TURNING AROUND a THREATENED BUSINESS

Company ABC corporation has 140 MioEUR sales, the majority coming from
it's major product line P where they sell 10 Mio # p.a. at 10.-EUR/#.
GrossEarning for product P is 30%, material and purchases account for
40% of sales. Installed line capacity for product line P is loaded to 75%
of max capacity. It is an automatic assembly line requiring no direct
labour - just operators to maintain the equipments.

The gross earnings (=GE) of 30% according to the StdCOS modell are by chance
identical to GE=30% had ABC Inc. applied activity based costing.

Overall ABC Corp is making a loss of 3.6 MioEUR p.a. The GenMgr has asked
his first line to come up with ideas to turn around the business or
they will have to close the plant.

The Operations Mgr committed his organisation to deliver 8% cost reductions
instead of the budgeted 4%. This does not bring them out of the sink
however because
8% of (100%-30%-40%)=30% = 2.4 percent points of sales cost reduction
2.4% of 140 MioEUR is 3.36 MioEUR cost reductions. This is not enough
as these reductions are bound to not materialize in the current fiscal
period.

The sales director turns up with a business opportunity to sell 2 Mio#
p.a. more of product P (which is well within the available capacity).
The downside is that the price would be 40% below the going price - in
other words 6.- EUR/#. As it is a segmented market there is no fear that
the price in the main market will be effected.

What should ABC Inc do ?

Option A)
=========

Decline the additional business !

Current rules forbid to accept a business at negative margin (30%
GE - 40% price decrease = -10% GE). Common business sense clearly says
that we have to decline that business as it will drive us deeper into
the losses.

Consequently ABC Corp will go bankrupt, all jobs will be terminated and
the plant will be closed.

Option B)
=========

Apply activity based costing and ....... (here I expect the ABC experts
to chime in and continue to develop a sucessfull solution).

Option C)
=========

Apply common sense rather than standard costing rules (or probably
activity based costing - I'm waiting for answers from ABC experts).

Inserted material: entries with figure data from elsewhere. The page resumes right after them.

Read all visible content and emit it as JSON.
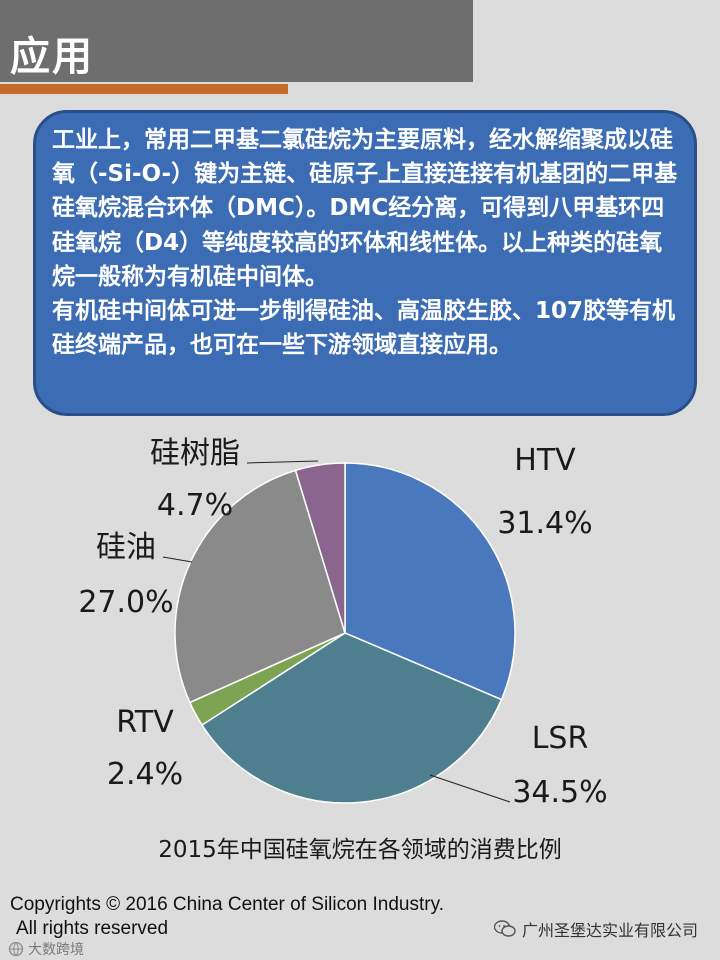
{
  "header": {
    "title": "应用"
  },
  "info_box": {
    "paragraph1": "工业上，常用二甲基二氯硅烷为主要原料，经水解缩聚成以硅氧（-Si-O-）键为主链、硅原子上直接连接有机基团的二甲基硅氧烷混合环体（DMC）。DMC经分离，可得到八甲基环四硅氧烷（D4）等纯度较高的环体和线性体。以上种类的硅氧烷一般称为有机硅中间体。",
    "paragraph2": "有机硅中间体可进一步制得硅油、高温胶生胶、107胶等有机硅终端产品，也可在一些下游领域直接应用。"
  },
  "chart_data": {
    "type": "pie",
    "title": "2015年中国硅氧烷在各领域的消费比例",
    "slices": [
      {
        "label": "HTV",
        "value": 31.4,
        "value_label": "31.4%",
        "color": "#4a78bd"
      },
      {
        "label": "LSR",
        "value": 34.5,
        "value_label": "34.5%",
        "color": "#4e7f8f"
      },
      {
        "label": "RTV",
        "value": 2.4,
        "value_label": "2.4%",
        "color": "#7ea453"
      },
      {
        "label": "硅油",
        "value": 27.0,
        "value_label": "27.0%",
        "color": "#8a8a8a"
      },
      {
        "label": "硅树脂",
        "value": 4.7,
        "value_label": "4.7%",
        "color": "#8a668f"
      }
    ]
  },
  "footer": {
    "copyright_line1": "Copyrights © 2016 China Center of Silicon Industry.",
    "copyright_line2": "All rights reserved",
    "wechat_source": "广州圣堡达实业有限公司",
    "site_watermark": "大数跨境"
  },
  "colors": {
    "header_bg": "#6e6e6e",
    "header_accent": "#c46a2a",
    "box_bg": "#3c6cb4",
    "page_bg": "#dcdcdc"
  }
}
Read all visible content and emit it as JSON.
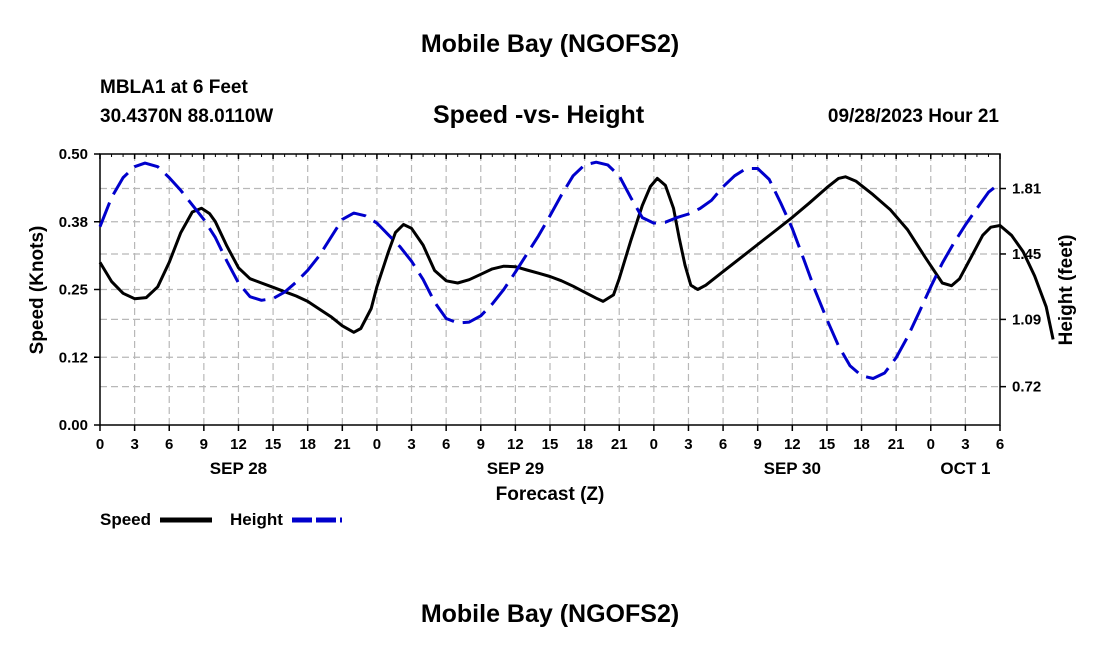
{
  "page": {
    "main_title": "Mobile Bay (NGOFS2)",
    "bottom_title": "Mobile Bay (NGOFS2)",
    "station": "MBLA1 at 6 Feet",
    "coords": "30.4370N  88.0110W",
    "subtitle": "Speed -vs- Height",
    "datetime": "09/28/2023 Hour 21"
  },
  "chart_data": {
    "type": "line",
    "xlabel": "Forecast (Z)",
    "ylabel_left": "Speed (Knots)",
    "ylabel_right": "Height (feet)",
    "x_range_hours": [
      0,
      78
    ],
    "ylim_left": [
      0,
      0.5
    ],
    "ylim_right": [
      0.509,
      2.0
    ],
    "left_ticks": [
      {
        "value": 0.0,
        "label": "0.00"
      },
      {
        "value": 0.125,
        "label": "0.12"
      },
      {
        "value": 0.25,
        "label": "0.25"
      },
      {
        "value": 0.375,
        "label": "0.38"
      },
      {
        "value": 0.5,
        "label": "0.50"
      }
    ],
    "right_ticks": [
      {
        "value": 0.72,
        "label": "0.72"
      },
      {
        "value": 1.09,
        "label": "1.09"
      },
      {
        "value": 1.45,
        "label": "1.45"
      },
      {
        "value": 1.81,
        "label": "1.81"
      }
    ],
    "x_ticks": [
      {
        "hour": 0,
        "label": "0"
      },
      {
        "hour": 3,
        "label": "3"
      },
      {
        "hour": 6,
        "label": "6"
      },
      {
        "hour": 9,
        "label": "9"
      },
      {
        "hour": 12,
        "label": "12"
      },
      {
        "hour": 15,
        "label": "15"
      },
      {
        "hour": 18,
        "label": "18"
      },
      {
        "hour": 21,
        "label": "21"
      },
      {
        "hour": 24,
        "label": "0"
      },
      {
        "hour": 27,
        "label": "3"
      },
      {
        "hour": 30,
        "label": "6"
      },
      {
        "hour": 33,
        "label": "9"
      },
      {
        "hour": 36,
        "label": "12"
      },
      {
        "hour": 39,
        "label": "15"
      },
      {
        "hour": 42,
        "label": "18"
      },
      {
        "hour": 45,
        "label": "21"
      },
      {
        "hour": 48,
        "label": "0"
      },
      {
        "hour": 51,
        "label": "3"
      },
      {
        "hour": 54,
        "label": "6"
      },
      {
        "hour": 57,
        "label": "9"
      },
      {
        "hour": 60,
        "label": "12"
      },
      {
        "hour": 63,
        "label": "15"
      },
      {
        "hour": 66,
        "label": "18"
      },
      {
        "hour": 69,
        "label": "21"
      },
      {
        "hour": 72,
        "label": "0"
      },
      {
        "hour": 75,
        "label": "3"
      },
      {
        "hour": 78,
        "label": "6"
      }
    ],
    "date_labels": [
      {
        "hour": 12,
        "label": "SEP 28"
      },
      {
        "hour": 36,
        "label": "SEP 29"
      },
      {
        "hour": 60,
        "label": "SEP 30"
      },
      {
        "hour": 75,
        "label": "OCT 1"
      }
    ],
    "legend": [
      {
        "name": "Speed",
        "color": "#000000",
        "style": "solid"
      },
      {
        "name": "Height",
        "color": "#0000cc",
        "style": "dashed"
      }
    ],
    "series": [
      {
        "name": "Speed",
        "axis": "left",
        "color": "#000000",
        "points": [
          [
            0,
            0.3
          ],
          [
            1,
            0.265
          ],
          [
            2,
            0.243
          ],
          [
            3,
            0.233
          ],
          [
            4,
            0.235
          ],
          [
            5,
            0.255
          ],
          [
            6,
            0.3
          ],
          [
            7,
            0.355
          ],
          [
            8,
            0.393
          ],
          [
            8.8,
            0.4
          ],
          [
            9.5,
            0.39
          ],
          [
            10,
            0.375
          ],
          [
            11,
            0.33
          ],
          [
            12,
            0.29
          ],
          [
            13,
            0.27
          ],
          [
            14,
            0.262
          ],
          [
            15,
            0.254
          ],
          [
            16,
            0.246
          ],
          [
            17,
            0.238
          ],
          [
            18,
            0.228
          ],
          [
            19,
            0.214
          ],
          [
            20,
            0.2
          ],
          [
            21,
            0.183
          ],
          [
            22,
            0.171
          ],
          [
            22.6,
            0.178
          ],
          [
            23.5,
            0.215
          ],
          [
            24,
            0.255
          ],
          [
            25,
            0.32
          ],
          [
            25.6,
            0.355
          ],
          [
            26.3,
            0.37
          ],
          [
            27,
            0.363
          ],
          [
            28,
            0.332
          ],
          [
            29,
            0.285
          ],
          [
            30,
            0.266
          ],
          [
            31,
            0.262
          ],
          [
            32,
            0.268
          ],
          [
            33,
            0.278
          ],
          [
            34,
            0.288
          ],
          [
            35,
            0.293
          ],
          [
            36,
            0.292
          ],
          [
            37,
            0.286
          ],
          [
            38,
            0.28
          ],
          [
            39,
            0.274
          ],
          [
            40,
            0.266
          ],
          [
            41,
            0.256
          ],
          [
            42,
            0.245
          ],
          [
            43,
            0.234
          ],
          [
            43.6,
            0.228
          ],
          [
            44.5,
            0.24
          ],
          [
            45,
            0.27
          ],
          [
            46,
            0.34
          ],
          [
            47,
            0.405
          ],
          [
            47.7,
            0.44
          ],
          [
            48.3,
            0.455
          ],
          [
            49,
            0.442
          ],
          [
            49.7,
            0.4
          ],
          [
            50.2,
            0.345
          ],
          [
            50.7,
            0.295
          ],
          [
            51.2,
            0.258
          ],
          [
            51.8,
            0.25
          ],
          [
            52.5,
            0.258
          ],
          [
            54,
            0.283
          ],
          [
            55.5,
            0.308
          ],
          [
            57,
            0.333
          ],
          [
            58.5,
            0.358
          ],
          [
            60,
            0.383
          ],
          [
            61.5,
            0.41
          ],
          [
            63,
            0.438
          ],
          [
            64,
            0.455
          ],
          [
            64.6,
            0.458
          ],
          [
            65.5,
            0.45
          ],
          [
            67,
            0.425
          ],
          [
            68.5,
            0.397
          ],
          [
            70,
            0.36
          ],
          [
            71.5,
            0.31
          ],
          [
            73,
            0.262
          ],
          [
            73.8,
            0.257
          ],
          [
            74.5,
            0.27
          ],
          [
            75.5,
            0.31
          ],
          [
            76.5,
            0.35
          ],
          [
            77.2,
            0.365
          ],
          [
            78,
            0.368
          ],
          [
            79,
            0.35
          ],
          [
            80,
            0.32
          ],
          [
            81,
            0.275
          ],
          [
            82,
            0.218
          ],
          [
            82.6,
            0.158
          ]
        ]
      },
      {
        "name": "Height",
        "axis": "right",
        "color": "#0000cc",
        "points": [
          [
            0,
            1.6
          ],
          [
            1,
            1.76
          ],
          [
            2,
            1.87
          ],
          [
            3,
            1.93
          ],
          [
            3.9,
            1.95
          ],
          [
            5,
            1.93
          ],
          [
            6,
            1.87
          ],
          [
            7,
            1.8
          ],
          [
            8,
            1.72
          ],
          [
            9,
            1.64
          ],
          [
            10,
            1.54
          ],
          [
            11,
            1.41
          ],
          [
            12,
            1.29
          ],
          [
            13,
            1.215
          ],
          [
            14,
            1.195
          ],
          [
            15,
            1.205
          ],
          [
            16,
            1.24
          ],
          [
            17,
            1.295
          ],
          [
            18,
            1.36
          ],
          [
            19,
            1.44
          ],
          [
            20,
            1.54
          ],
          [
            21,
            1.64
          ],
          [
            22,
            1.675
          ],
          [
            23,
            1.66
          ],
          [
            24,
            1.62
          ],
          [
            25,
            1.555
          ],
          [
            26,
            1.49
          ],
          [
            27,
            1.41
          ],
          [
            28,
            1.31
          ],
          [
            29,
            1.185
          ],
          [
            30,
            1.095
          ],
          [
            31,
            1.07
          ],
          [
            32,
            1.075
          ],
          [
            33,
            1.11
          ],
          [
            34,
            1.175
          ],
          [
            35,
            1.255
          ],
          [
            36,
            1.35
          ],
          [
            37,
            1.45
          ],
          [
            38,
            1.55
          ],
          [
            39,
            1.66
          ],
          [
            40,
            1.775
          ],
          [
            41,
            1.88
          ],
          [
            42,
            1.94
          ],
          [
            43,
            1.955
          ],
          [
            44,
            1.94
          ],
          [
            45,
            1.88
          ],
          [
            46,
            1.76
          ],
          [
            47,
            1.65
          ],
          [
            48,
            1.62
          ],
          [
            49,
            1.625
          ],
          [
            50,
            1.65
          ],
          [
            51,
            1.67
          ],
          [
            52,
            1.7
          ],
          [
            53,
            1.745
          ],
          [
            54,
            1.82
          ],
          [
            55,
            1.88
          ],
          [
            56,
            1.92
          ],
          [
            57,
            1.92
          ],
          [
            58,
            1.86
          ],
          [
            59,
            1.73
          ],
          [
            60,
            1.59
          ],
          [
            61,
            1.42
          ],
          [
            62,
            1.245
          ],
          [
            63,
            1.09
          ],
          [
            64,
            0.945
          ],
          [
            65,
            0.835
          ],
          [
            66,
            0.78
          ],
          [
            67,
            0.765
          ],
          [
            68,
            0.795
          ],
          [
            69,
            0.88
          ],
          [
            70,
            0.995
          ],
          [
            71,
            1.13
          ],
          [
            72,
            1.27
          ],
          [
            73,
            1.4
          ],
          [
            74,
            1.51
          ],
          [
            75,
            1.61
          ],
          [
            76,
            1.7
          ],
          [
            77,
            1.79
          ],
          [
            78,
            1.84
          ]
        ]
      }
    ]
  }
}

Common sense tells me to accept the business even against what current
rules say. It's a matter of "last chance"- take it or leave it. Let's
see :

If we take the business we will have additional sales of 12 MioEUR.
Material cost continues to be at 4.-EUR/#. So this additional business
consumes 8 MioEUR but gives us an additional throughput of 4 MioEUR.

What about the rest of the operational cost ? We have enough capacity
in the production line to serve the additional business. If we keep it
running the only additional cost will be energy and consumables such as
oil, compressed air and some such type of cost. Usually this does not
account for much and so we assume that 0.1 MioEUR are sufficient to
cover all our additional operating expenses.

Now here is what we get :

12.- MioEUR sales
-8.- MioEUR material and purchases
-0.1 MioEUR additional operating expenses
------------------------------------------
+ 3.9 MioEUR additional profit (bottom line!)

There is no question ! We have to take the business and ABC Inc. will
be out of the red immediately.


Such is the power of inertia in our management world that the tough
guy's prefer to close plants and cut jobs rather than use common sense
and develop new business.


BTW : this method of preparation for decision making is not exactly new.
In German speaking countries it is known as "Deckungsbeitragsrechnung". In
the English speaking world it is called "Throughput Accounting".